She glares at the camera. “I like this jumper. It’s cheerful.”
“That had better be Molly bloody Hooper speaking. I may have to disown you, otherwise.”
“Not if I disown you first.” She slides down in her chair, hard plastic sharp against her shoulders. Her heels skid across the floor. “So. I decided to accept the Levent account.”
He groans. “Dull.”
“Not every job can be a rooftop assassination of a member of the House of Lords, Jim. We do have bills to pay.”
“It was a close range poison dart,” Jim says peevishly, “and you know it.”
“If you’re going to be a baby about it, I’ll run the job by myself. I should be able to manage it without any face-to-face.” She gives the camera a wide-eyed, openly manipulative look. “Though it is your favourite time of year in Istanbul.”
It’s always a risk, pushing him like this.
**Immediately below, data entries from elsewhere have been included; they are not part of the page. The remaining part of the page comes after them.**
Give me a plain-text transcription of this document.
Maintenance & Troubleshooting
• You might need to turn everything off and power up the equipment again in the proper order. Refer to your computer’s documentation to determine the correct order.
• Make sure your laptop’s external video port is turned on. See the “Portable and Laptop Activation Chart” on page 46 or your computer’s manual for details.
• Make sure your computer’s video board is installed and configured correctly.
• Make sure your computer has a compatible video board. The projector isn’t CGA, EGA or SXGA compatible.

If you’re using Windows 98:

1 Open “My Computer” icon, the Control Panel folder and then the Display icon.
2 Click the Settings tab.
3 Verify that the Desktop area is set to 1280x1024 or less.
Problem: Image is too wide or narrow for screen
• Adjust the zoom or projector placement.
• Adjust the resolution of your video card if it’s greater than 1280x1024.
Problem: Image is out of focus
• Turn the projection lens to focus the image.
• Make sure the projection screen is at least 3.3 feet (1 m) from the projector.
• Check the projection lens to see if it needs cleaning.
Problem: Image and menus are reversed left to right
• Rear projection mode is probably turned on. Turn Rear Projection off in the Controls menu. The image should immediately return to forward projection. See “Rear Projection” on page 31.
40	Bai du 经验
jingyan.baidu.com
As well as she knows him, Jim’s mind remains a remote, labyrinthine thing, broken in beautiful, often arbitrary ways, and she can never predict his reactions with any real certainty. She never knows what he’ll do when she pushes too far.
It may be one of her favourite things about him.
She waits in expectant silence until he sighs into her ear. The connection crackles. “I suppose I could make a small detour on my way home. If I must.”
“You’re a star. I’ll send you the details after my shift.” She reaches up and tugs at the limp length of her ponytail. Rubs the grit of exhaustion from her eyes. “I have to get back. How do I look?”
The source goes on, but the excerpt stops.